For a large group of people they’ve spent most at least 4 months of the year working from home. They’ve had to adjust and adapt to a new environment whilst still maintaining the same work output that would be delivered in the office.
Despite the difficulties I think everyone gains something working from home. For some people those gains actually outweigh the losses.
The main thing is that you have more control over how you spend your time.
It could be starting early and finishing early or starting and finishing late.
Spending your morning working on personal projects.
Organising your work time to give you a few hours of leisure in the late morning to early afternoon.
Perhaps it’s being able to dress however you want and cook meals instead of just buying something or heating something up in the microwave.
Maybe, you’ve gained more time to spend with the people you love because you no longer have to commute.
As much as it might be difficult, challenging and inconvenient to work from home, it’s worth acknowledging the good bits.
Over the past few weeks I’ve been reflecting on how what I write about has changed.
Firstly, I’ve found that a lot of my posts have been about the pandemic whether it is about working from home or the way our day to day lives have changed. Secondly, there is much less playfulness in the way I write because everything going on in the world is quite serious.
Overall I’ve been quite current, writing about things happening now. But at the same time I also want my posts to be evergreen so that they’ll still be useful to the person reading them 6 months from now.
However, the posts I’ve written about this pandemic are something I’ll probably be glad to look back on as a reflection on this current time. To know not necessarily how I was feeling but instead what I thought mattered at the time. That’s what I’ve been writing about.
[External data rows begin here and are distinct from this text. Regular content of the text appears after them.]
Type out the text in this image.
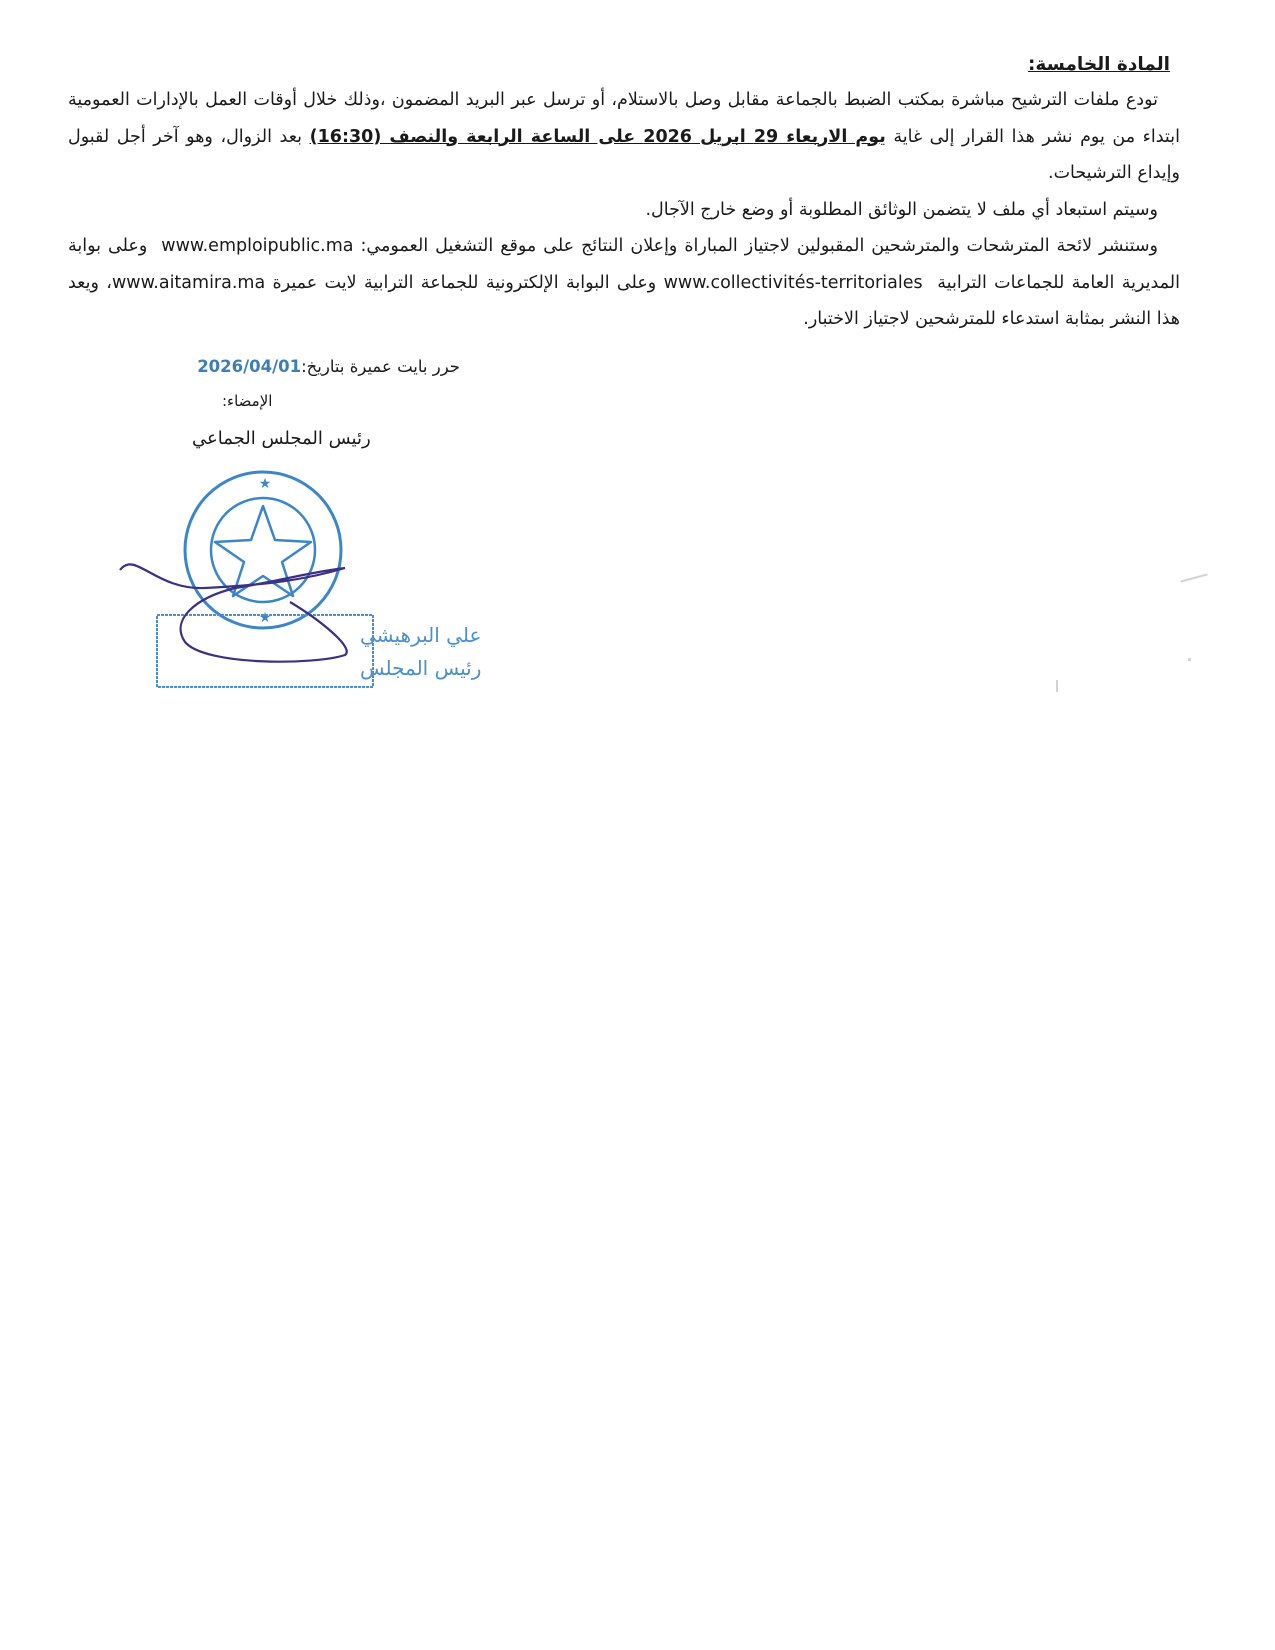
المادة الخامسة:

تودع ملفات الترشيح مباشرة بمكتب الضبط بالجماعة مقابل وصل بالاستلام، أو ترسل عبر البريد المضمون ،وذلك خلال أوقات العمل بالإدارات العمومية ابتداء من يوم نشر هذا القرار إلى غاية يوم الاربعاء 29 ابريل 2026 على الساعة الرابعة والنصف (16:30) بعد الزوال، وهو آخر أجل لقبول وإيداع الترشيحات.

وسيتم استبعاد أي ملف لا يتضمن الوثائق المطلوبة أو وضع خارج الآجال.

وستنشر لائحة المترشحات والمترشحين المقبولين لاجتياز المباراة وإعلان النتائج على موقع التشغيل العمومي: www.emploipublic.ma  وعلى بوابة المديرية العامة للجماعات الترابية  www.collectivités-territoriales وعلى البوابة الإلكترونية للجماعة الترابية لايت عميرة www.aitamira.ma، ويعد هذا النشر بمثابة استدعاء للمترشحين لاجتياز الاختبار.

حرر بايت عميرة بتاريخ:2026/04/01
الإمضاء:
رئيس المجلس الجماعي
★
★
علي البرهيشي
رئيس المجلس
Right now a lot of people are starting to see the light at the end of the tunnel, the slow return to normalcy. Granted it’ll be a long time until things are back to how they were but as they say ‘slow progress is better than no progress’.
This normality will be positive for some and for others, something they are dreading.
There are people that have been furloughed from jobs they don’t want to back to.
There are people who have finally been able to live without feeling obligated to be social.
There are people who miss being in the presence of friends, family and lovers.
There are people who miss going to work.
But I think that what many are forgetting is that even when things go back to the normal, it won’t be same, too much has happened.
A pandemic is a pretty big deal.
It’s changed us.
Have you ever found yourself wishing that you had more time? If so, what circumstance did you think would arise to give you more time?
Was it quitting your job, winning the lottery or an inheritance from a great aunt?
Now that you have more free time than you used to, are you doing all the things you said you would do if you had more time?
Granted a pandemic is not the ideal scenario but there is no denying that you now have the time you once wished for.
In a few months or years things will be back to some kind of normal and you’ll have less free time to be bored. You might even look back on this time and wish you’d taken advantage of the opportunity to do the things you’d been putting off.
A while from now we’ll be living in a post pandemic world. Companies and businesses will have to make decisions about the way they will choose to work moving forward.
Presentations, discussions, conversations and updates are all being done remotely when normally they’d have required meetings.
Those meetings may have involved: a journey to another city by car or train, a large group when only a small few were needed or time wasted because it could have easily been a 10 minute conversation over the phone.
But when the world goes back to the office, back to the normal 9 to 5 lifestyle, I have no doubt that there will still be unnecessary meetings.
And so a question worth pondering on is, ‘Why do we meet when we know we don’t need to?’